[Python-ideas] Objectively Quantifying Readability

Dan Sommers dan at tombstonezero.net
Tue May 1 11:02:27 EDT 2018


On Tue, 01 May 2018 22:37:11 +1000, Steven D'Aprano wrote:

> On Tue, May 01, 2018 at 04:50:05AM +0000, Dan Sommers wrote:
>> On Tue, 01 May 2018 10:42:53 +1000, Steven D'Aprano wrote:
>> 
>> > - people are not good judges of readability;

>> I happen to be an excellent judge of whether a given block of code is
>> readable to me.

> In the same way that 93% of people say that they are an above-average
> driver, I'm sure that most people think that they are an excellent
> judge of readability. Including myself in *both* of those.

Are you claiming that I'm not an excellent judge of whether a given
block of code is readable to me?

> 2. Anecdotally, we all know that many programmers are just awful.

No argument here!  :-)

> https://thedailywtf.com/

Readability is only one criterion by which to judge code.  Most code on
thedailywtf is bad due to varieties of bugs, inefficiencies,
misunderstandings, or unnecessary complexities, regardless of how
readable it is.

> And presumably most of them think they are writing readable code ...

Why would you presume that?  I haved worked with plenty programmers who
didn't consider readability.  If it passes the tests, then it's good
code.  If I have difficulty reading it, then that's my problem.

Also, when I write code, I put down my text editor to review it myself
before I submit it for formal review.  My authoring criteria for good
code is different from my reviewing criteria for good code; the latter
includes more readability than the former.

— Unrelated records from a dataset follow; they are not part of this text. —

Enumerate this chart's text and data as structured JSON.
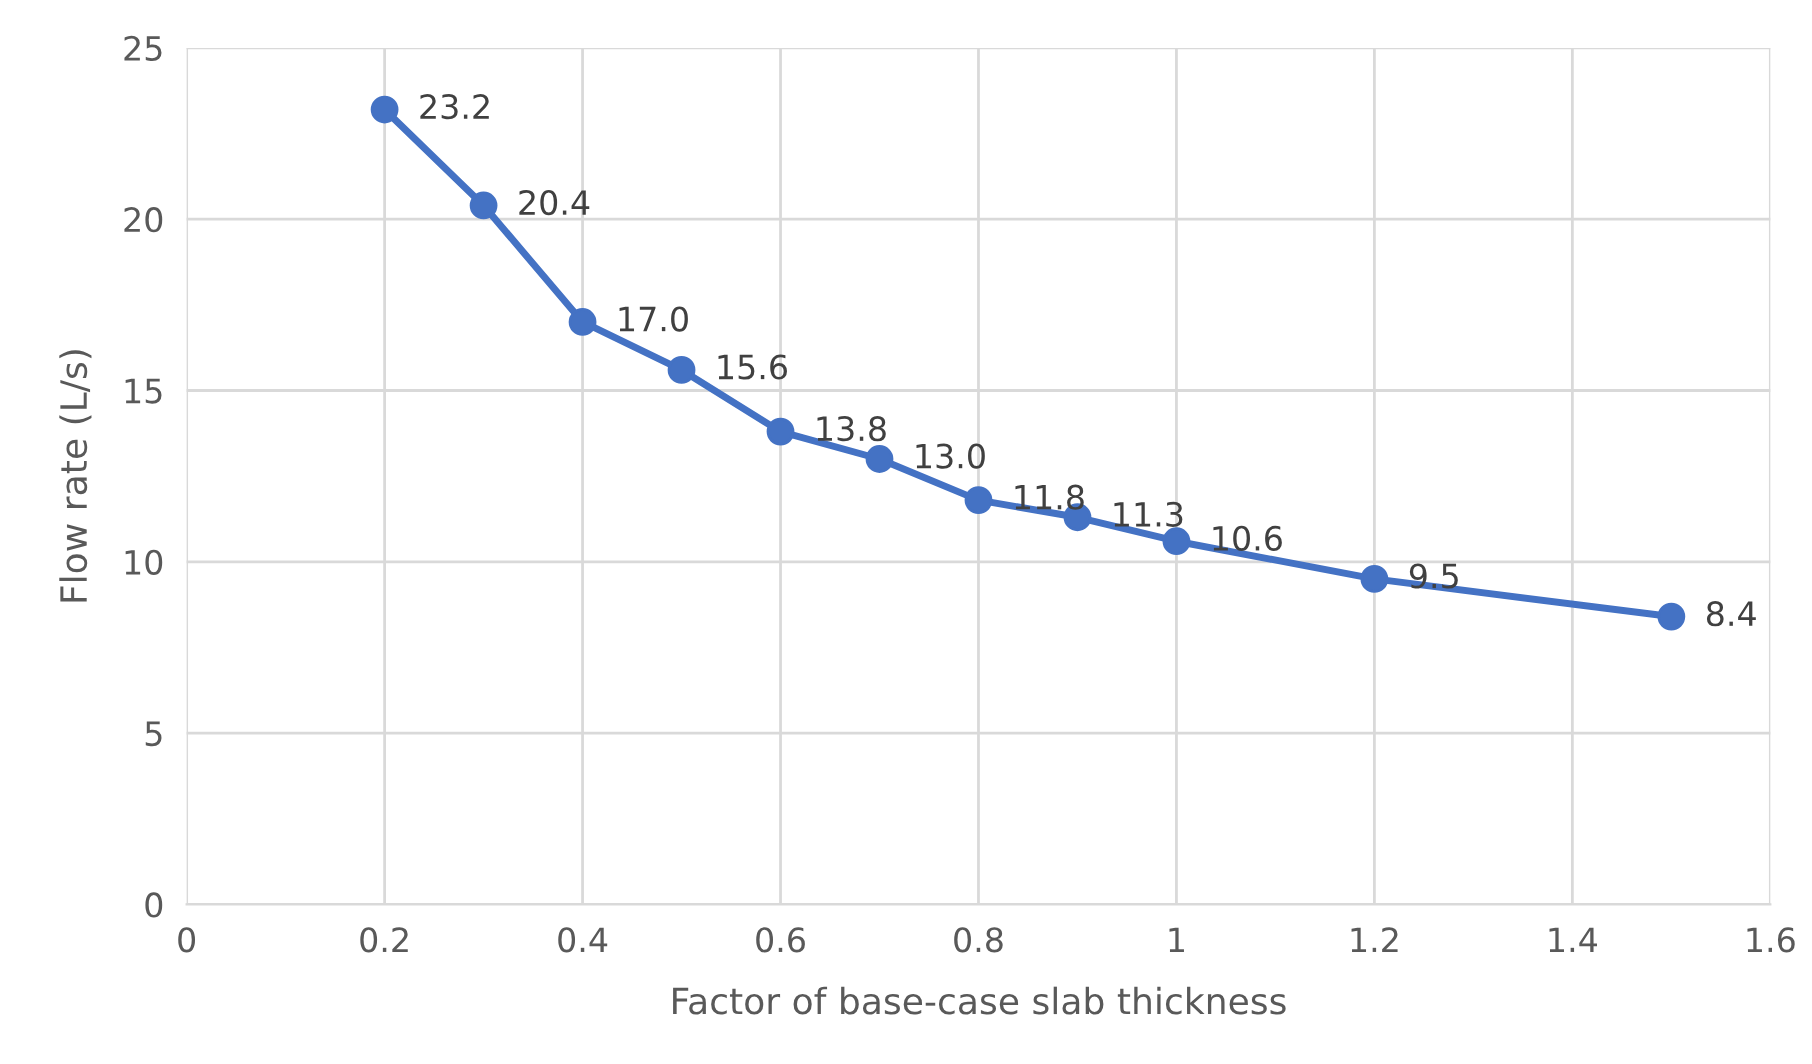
{
  "chart_data": {
    "type": "line",
    "xlabel": "Factor of base-case slab thickness",
    "ylabel": "Flow rate (L/s)",
    "x": [
      0.2,
      0.3,
      0.4,
      0.5,
      0.6,
      0.7,
      0.8,
      0.9,
      1.0,
      1.2,
      1.5
    ],
    "series": [
      {
        "color": "#4472c4",
        "values": [
          23.2,
          20.4,
          17.0,
          15.6,
          13.8,
          13.0,
          11.8,
          11.3,
          10.6,
          9.5,
          8.4
        ],
        "value_labels": [
          "23.2",
          "20.4",
          "17.0",
          "15.6",
          "13.8",
          "13.0",
          "11.8",
          "11.3",
          "10.6",
          "9.5",
          "8.4"
        ]
      }
    ],
    "xlim": [
      0,
      1.6
    ],
    "xticks": [
      0,
      0.2,
      0.4,
      0.6,
      0.8,
      1,
      1.2,
      1.4,
      1.6
    ],
    "ylim": [
      0,
      25
    ],
    "yticks": [
      0,
      5,
      10,
      15,
      20,
      25
    ],
    "grid": true,
    "marker": "circle",
    "line_style": "solid"
  }
}
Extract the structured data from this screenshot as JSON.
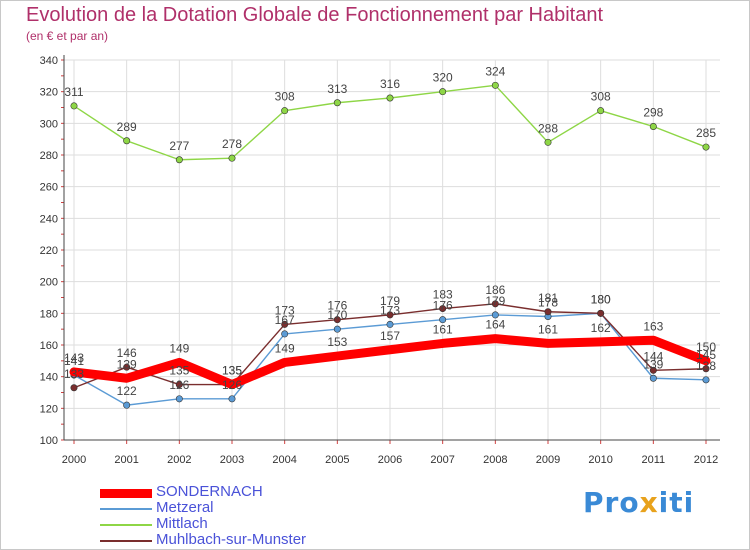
{
  "title": "Evolution de la Dotation Globale de Fonctionnement par Habitant",
  "subtitle": "(en € et par an)",
  "logo": {
    "text_a": "Pro",
    "text_b": "x",
    "text_c": "iti"
  },
  "chart_data": {
    "type": "line",
    "x": [
      "2000",
      "2001",
      "2002",
      "2003",
      "2004",
      "2005",
      "2006",
      "2007",
      "2008",
      "2009",
      "2010",
      "2011",
      "2012"
    ],
    "ylim": [
      100,
      340
    ],
    "yticks": [
      100,
      120,
      140,
      160,
      180,
      200,
      220,
      240,
      260,
      280,
      300,
      320,
      340
    ],
    "grid": true,
    "legend_position": "bottom-left",
    "series": [
      {
        "name": "SONDERNACH",
        "color": "#ff0000",
        "values": [
          143,
          139,
          149,
          135,
          149,
          153,
          157,
          161,
          164,
          161,
          162,
          163,
          150
        ]
      },
      {
        "name": "Metzeral",
        "color": "#5b9bd5",
        "values": [
          141,
          122,
          126,
          126,
          167,
          170,
          173,
          176,
          179,
          178,
          180,
          139,
          138
        ]
      },
      {
        "name": "Mittlach",
        "color": "#8ed646",
        "values": [
          311,
          289,
          277,
          278,
          308,
          313,
          316,
          320,
          324,
          288,
          308,
          298,
          285
        ]
      },
      {
        "name": "Muhlbach-sur-Munster",
        "color": "#7a2e2e",
        "values": [
          133,
          146,
          135,
          135,
          173,
          176,
          179,
          183,
          186,
          181,
          180,
          144,
          145
        ]
      }
    ]
  }
}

> ... I have known many people who swear black and blue that they work
> best with their editor configured to show code in a tiny, 8pt font,
> and I've watched them peering closely at the screen struggling to read
> the text and making typo after typo which they failed to notice.

> In other words, people are often not even a great judge of what is 
> readable to *themselves*.

On that level, aesthetics definitely count (typographers have known this
for centuries), but in an entirely different way.  Is their code better
when their editor shows it at 14.4pt?  At 17.3pt?

When we first started with color displays and syntax coloring editors,
it was popular to make a language's keywords really stand out.  But the
keywords usually aren't the important part of the code (have you ever
programmed in lisp?), and I find it easier to read algol-like code when
the keywords are lowlighted rather than highlighted.  In Python, for
example, the word "import" is far less important than the name of the
module being imported, especially when all the imports are grouped
together near the top of the source file.